In Philadelphia's case, a succession of big-budget movies by Hollywood powerhouse and Lower Merion native M. Night Shyamalan was the most reliable source of projects for years, while a smattering of local cable TV productions consumed other slices of the pie.

Pittsburgh built a more diversified foundation, attracting big-budget films and TV series, too.

Broadly, Pittsburgh's lower cost of living and union wages has helped it beat Philadelphia as producers increasingly shop for the best location deals. Movies and TV series - more work than local firms can accept - are knocking on Pittsburgh's door.

Money tied up for multiple-year projects in Pittsburgh leaves less each year for filmmakers who want to shoot in and around Philadelphia. Hence, the push to raise the tax-credit pool to $100 million.

"I don't think there are any new projects at all," Pinkenson said. "They're all out of money."

She declined to discuss any aspect of the disparity in labor costs between the two cities.

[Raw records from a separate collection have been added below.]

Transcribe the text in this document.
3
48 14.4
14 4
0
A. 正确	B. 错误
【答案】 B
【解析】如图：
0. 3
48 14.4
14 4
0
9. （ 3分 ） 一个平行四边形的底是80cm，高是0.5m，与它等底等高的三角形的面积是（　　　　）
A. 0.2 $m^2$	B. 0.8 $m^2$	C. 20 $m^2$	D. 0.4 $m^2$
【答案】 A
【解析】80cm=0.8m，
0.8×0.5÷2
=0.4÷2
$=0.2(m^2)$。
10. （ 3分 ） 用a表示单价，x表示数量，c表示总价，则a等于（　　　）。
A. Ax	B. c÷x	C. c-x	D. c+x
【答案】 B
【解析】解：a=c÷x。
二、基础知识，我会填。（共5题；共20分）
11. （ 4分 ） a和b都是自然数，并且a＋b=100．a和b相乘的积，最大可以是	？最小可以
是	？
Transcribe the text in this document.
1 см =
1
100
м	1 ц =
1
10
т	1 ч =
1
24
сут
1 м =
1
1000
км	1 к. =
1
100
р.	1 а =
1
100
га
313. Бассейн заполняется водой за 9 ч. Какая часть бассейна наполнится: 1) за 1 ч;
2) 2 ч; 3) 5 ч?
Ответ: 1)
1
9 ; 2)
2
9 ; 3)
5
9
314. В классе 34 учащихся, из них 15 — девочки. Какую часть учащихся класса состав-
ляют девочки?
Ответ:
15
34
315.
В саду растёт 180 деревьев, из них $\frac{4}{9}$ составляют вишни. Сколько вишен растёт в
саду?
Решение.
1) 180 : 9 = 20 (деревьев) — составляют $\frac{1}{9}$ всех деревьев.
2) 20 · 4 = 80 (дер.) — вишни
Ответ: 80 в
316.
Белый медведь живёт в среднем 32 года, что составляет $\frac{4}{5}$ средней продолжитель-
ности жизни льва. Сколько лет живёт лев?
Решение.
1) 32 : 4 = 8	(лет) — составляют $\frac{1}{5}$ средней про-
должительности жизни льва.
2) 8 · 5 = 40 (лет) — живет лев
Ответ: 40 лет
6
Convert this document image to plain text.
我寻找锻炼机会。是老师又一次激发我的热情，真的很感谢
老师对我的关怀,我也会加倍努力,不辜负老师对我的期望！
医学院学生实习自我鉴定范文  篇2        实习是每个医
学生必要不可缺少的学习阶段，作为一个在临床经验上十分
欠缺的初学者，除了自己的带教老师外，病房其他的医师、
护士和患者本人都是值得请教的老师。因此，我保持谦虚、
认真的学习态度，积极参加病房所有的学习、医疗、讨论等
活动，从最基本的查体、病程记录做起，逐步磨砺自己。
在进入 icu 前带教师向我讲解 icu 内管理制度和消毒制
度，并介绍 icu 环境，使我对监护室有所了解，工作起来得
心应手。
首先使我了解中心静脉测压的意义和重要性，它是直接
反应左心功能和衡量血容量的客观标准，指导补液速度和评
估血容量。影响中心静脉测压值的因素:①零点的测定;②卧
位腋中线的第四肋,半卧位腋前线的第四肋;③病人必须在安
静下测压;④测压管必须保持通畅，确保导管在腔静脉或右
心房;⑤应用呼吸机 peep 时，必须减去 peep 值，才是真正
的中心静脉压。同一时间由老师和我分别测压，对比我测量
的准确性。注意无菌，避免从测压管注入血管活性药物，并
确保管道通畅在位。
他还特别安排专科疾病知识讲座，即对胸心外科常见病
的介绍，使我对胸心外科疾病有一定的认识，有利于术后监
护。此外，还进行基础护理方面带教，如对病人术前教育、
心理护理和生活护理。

But even Pittsburgh is feeling heat as other states become more economically attractive as motion-picture locations.

The Nice Guys, a 1970s private-eye caper starring Russell Crowe and Ryan Gosling that opened in May, passed on Pittsburgh - though its director/screenwriter, Pittsburgh native Shane Black, had wanted to film there.

"I think fondly of Pittsburgh and I want to shoot there again, because it's not shot-out," said Black, who also wrote Lethal Weapon 1 and 2. "Vancouver is just so - it's great, but everyone uses it. Pittsburgh is still fresh, pristine, unfamiliar. . . . But the rebate, we need the rebate to make movies now."

In the end, Black said, his team shot for eight weeks in Atlanta and three weeks in super-expensive Los Angeles. After all, the film was set in the City of Angels.

"The three weeks in L.A. cost as much as the eight weeks in Atlanta," Black said. "That's what it's come to. You have to outsource and find the best value. And if Pennsylvania was the best value, if Pittsburgh were the best value, we'd go there."


Movie critic Steven Rea contributed to this article.